Archeological sites: There are several significant archaeological sites on Albanian Alps. These include coins from the Illyrian Period, specimens of jewellery and paintings in the cave, to the fortifications, castles and bridges, etc. Due to this importance, the centre of Theth valley is declared “historical zone” by the Albanian Government in 2017. 

The Grunas Settlement, in Theth, Shala Valley is a fortified prehistoric settlement (9th century B.C.) reoccupied in the Medieval or Modern period. There is oldest quarters in Theth, a small architectural complex.

 In Okol quarter, Theth, in 2005 two small pieces of possibly prehistoric pottery were found.

Archaeologists have found Illyrian coins in Selcë, Kelmend and ceramic fragments, copper and iron tools, animal fossils and charcoal drawings from the Bronze Age, indicating early settlements in this area. 

The road station, Rosujë can be found 6 km to the south-west of Bajram Curri and is situated on a hill with two crests overlooking the Valbona river valley. It appears that it might have been occupied from the Early Iron Age to the 5th century AD. The site was first defended in the 4th century B.C. 

Additionaly, the Medieval Castle of Dakaj, Shala Valley, Late Antique Castle, Dragobi, The Medieval Castle of Dakaj, Shala Valley is located above the Shala River, the Medieval Castle Selimaj was built 14th century, known as “Kalaja e Lekës”, the Medieval fortress, of Cernicë in Valbona are some other sites to be explored by visitors.

Kulla Shqiptare/Banesa dhe muzeumet

Tower houses: in the Alps and in the surrounding there are many towers and museums, some of which are also declared a cultural monument. The traditional Albanian stone house known as a kulla is found predominantly in the Alps. In the face of attacks from various armies, the kulla became a necessity in mountainous regions as a place of refuge, largely because villages were so scattered, making coordinated defence complicated. Some kullas were designed to provide safe havens in the case of blood feuds. 
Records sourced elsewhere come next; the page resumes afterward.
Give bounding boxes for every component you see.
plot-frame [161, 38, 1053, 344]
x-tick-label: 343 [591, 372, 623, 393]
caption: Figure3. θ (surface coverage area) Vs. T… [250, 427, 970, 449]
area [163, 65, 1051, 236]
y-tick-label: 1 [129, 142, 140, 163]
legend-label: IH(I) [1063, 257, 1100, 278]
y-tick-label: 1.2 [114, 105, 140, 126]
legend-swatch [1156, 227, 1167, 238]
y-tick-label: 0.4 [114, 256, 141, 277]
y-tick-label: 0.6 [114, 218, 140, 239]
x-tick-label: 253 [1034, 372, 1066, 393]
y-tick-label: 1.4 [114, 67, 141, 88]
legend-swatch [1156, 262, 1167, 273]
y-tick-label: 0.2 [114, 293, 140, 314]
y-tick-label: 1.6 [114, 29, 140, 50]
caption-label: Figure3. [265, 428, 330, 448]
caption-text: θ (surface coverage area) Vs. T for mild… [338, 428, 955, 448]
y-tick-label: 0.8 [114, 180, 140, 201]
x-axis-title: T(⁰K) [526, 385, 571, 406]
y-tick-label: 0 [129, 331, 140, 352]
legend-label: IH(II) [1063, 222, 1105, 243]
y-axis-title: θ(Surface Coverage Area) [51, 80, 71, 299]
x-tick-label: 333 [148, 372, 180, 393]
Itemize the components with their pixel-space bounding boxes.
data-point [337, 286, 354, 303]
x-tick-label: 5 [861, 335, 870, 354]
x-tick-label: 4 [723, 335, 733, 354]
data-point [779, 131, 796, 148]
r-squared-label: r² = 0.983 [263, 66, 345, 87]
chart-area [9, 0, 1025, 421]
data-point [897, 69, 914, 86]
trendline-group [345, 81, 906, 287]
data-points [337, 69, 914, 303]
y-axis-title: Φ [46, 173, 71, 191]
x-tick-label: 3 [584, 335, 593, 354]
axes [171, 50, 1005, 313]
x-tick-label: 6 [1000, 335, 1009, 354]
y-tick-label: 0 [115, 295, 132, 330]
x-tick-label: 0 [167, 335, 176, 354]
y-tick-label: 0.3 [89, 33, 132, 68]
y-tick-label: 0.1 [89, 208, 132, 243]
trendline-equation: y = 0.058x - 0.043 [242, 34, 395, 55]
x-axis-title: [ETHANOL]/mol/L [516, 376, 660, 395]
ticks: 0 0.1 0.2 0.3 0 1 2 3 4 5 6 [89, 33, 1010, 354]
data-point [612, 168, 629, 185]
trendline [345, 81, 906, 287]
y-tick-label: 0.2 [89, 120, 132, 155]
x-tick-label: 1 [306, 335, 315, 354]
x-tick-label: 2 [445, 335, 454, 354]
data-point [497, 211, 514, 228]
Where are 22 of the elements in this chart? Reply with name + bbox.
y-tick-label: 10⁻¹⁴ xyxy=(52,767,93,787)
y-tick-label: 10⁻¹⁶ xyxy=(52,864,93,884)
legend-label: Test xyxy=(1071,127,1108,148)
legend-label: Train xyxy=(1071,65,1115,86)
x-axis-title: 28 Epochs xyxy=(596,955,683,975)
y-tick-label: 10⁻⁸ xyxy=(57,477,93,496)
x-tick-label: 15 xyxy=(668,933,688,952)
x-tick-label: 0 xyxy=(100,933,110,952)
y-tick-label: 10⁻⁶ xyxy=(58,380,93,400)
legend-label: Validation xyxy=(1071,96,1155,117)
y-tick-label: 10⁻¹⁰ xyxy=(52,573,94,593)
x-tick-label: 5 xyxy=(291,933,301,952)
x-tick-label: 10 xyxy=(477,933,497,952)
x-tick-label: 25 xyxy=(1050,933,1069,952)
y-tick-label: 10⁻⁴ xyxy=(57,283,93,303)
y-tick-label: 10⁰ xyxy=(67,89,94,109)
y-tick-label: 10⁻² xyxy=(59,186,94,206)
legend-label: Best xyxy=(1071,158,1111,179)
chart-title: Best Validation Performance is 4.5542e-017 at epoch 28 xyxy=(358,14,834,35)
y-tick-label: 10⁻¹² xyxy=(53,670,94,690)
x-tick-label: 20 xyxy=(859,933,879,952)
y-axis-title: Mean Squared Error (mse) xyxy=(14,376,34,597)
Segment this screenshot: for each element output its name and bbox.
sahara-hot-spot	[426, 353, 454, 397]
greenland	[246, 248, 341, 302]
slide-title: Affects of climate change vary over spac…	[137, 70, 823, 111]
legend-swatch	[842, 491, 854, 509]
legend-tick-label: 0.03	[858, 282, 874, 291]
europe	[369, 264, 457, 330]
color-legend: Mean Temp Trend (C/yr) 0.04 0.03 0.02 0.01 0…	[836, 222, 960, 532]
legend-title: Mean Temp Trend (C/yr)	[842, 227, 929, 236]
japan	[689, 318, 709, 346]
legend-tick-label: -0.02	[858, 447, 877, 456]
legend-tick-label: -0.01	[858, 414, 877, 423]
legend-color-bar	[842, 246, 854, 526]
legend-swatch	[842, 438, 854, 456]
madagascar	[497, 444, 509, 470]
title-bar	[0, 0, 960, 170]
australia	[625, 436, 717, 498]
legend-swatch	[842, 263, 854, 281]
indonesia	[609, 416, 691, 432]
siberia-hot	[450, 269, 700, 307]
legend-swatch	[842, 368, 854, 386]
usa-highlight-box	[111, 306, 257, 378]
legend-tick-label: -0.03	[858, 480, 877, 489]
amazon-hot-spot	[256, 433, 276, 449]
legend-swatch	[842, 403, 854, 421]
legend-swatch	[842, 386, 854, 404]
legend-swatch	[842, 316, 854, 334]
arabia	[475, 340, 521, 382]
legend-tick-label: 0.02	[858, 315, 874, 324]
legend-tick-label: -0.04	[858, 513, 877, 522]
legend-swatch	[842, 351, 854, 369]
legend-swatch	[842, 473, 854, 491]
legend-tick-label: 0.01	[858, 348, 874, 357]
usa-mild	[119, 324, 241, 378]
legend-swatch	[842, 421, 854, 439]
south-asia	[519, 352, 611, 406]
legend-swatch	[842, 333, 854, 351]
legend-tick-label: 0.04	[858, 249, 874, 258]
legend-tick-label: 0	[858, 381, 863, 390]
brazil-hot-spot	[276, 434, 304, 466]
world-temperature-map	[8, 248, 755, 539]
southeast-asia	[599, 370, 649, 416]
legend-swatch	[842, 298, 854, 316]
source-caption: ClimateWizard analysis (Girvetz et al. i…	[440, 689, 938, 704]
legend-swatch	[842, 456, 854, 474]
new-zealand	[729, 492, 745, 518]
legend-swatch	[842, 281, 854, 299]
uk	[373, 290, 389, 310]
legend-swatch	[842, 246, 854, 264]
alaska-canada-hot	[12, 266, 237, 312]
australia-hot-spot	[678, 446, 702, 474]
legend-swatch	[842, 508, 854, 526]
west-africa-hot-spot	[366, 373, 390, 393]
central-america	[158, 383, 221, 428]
Among them we can mention the Kulla of  Mic Sokoli Bajram Curri, the historic museum of Theth, the Kulla e Ngujimit  in Theth, the Kulla e Thepit in Nikaj Mertur. In addition to these cultural monuments, there are also beautiful towers (kulla) that do not hold a protected status but are in good shape and are worth visiting. 

Literature trails: These paths allow you to discover the role of biodiversity through the literary heritage of the northern Alps. Wander through the landscape of Ismail Kadare’s Broken April; investigate the cultural use and meaning of the region’s flora through ethno-botanist Franz Nopçe’s travel memoirs; or trace Mary Edith Durham’s footsteps through the landscape, culture and legends of her beloved High Albania. The literary heritage trails encourage you to explore the communities and landscapes that have shaped the country’s identity and that continue to inspire visitors who venture into its rugged natural beauty. 

Bunkers: One of the country's defining features of those bygone times, however, can still be seen littering the landscape: hundreds and hundreds of little 'pillbox' bunkers bulging like big grey mushrooms from the pastoral lands. Some have found new uses, e.g. as bars but most are simply left to rot.  Even in the far Alps bunkers were built, which have been placed in strategic points, especially near the border of the country, which at that time were used to preserve the borders. Nowadays, they are important ruins as they represent a part of history;  they are also used as shelter by the shepherds who go to pasteurise their breed in the highlands during the summer. 

Dark Tourism, Shkodra: The Site of Witness and Memory in Shkodra is the only memorial site in Albania which commemorates the victims of the inhuman communist regime from Shkodra. The communist-era crimes museum in Shkodra has become the most visited museum in the northern metropolis, due to the painful history it carries.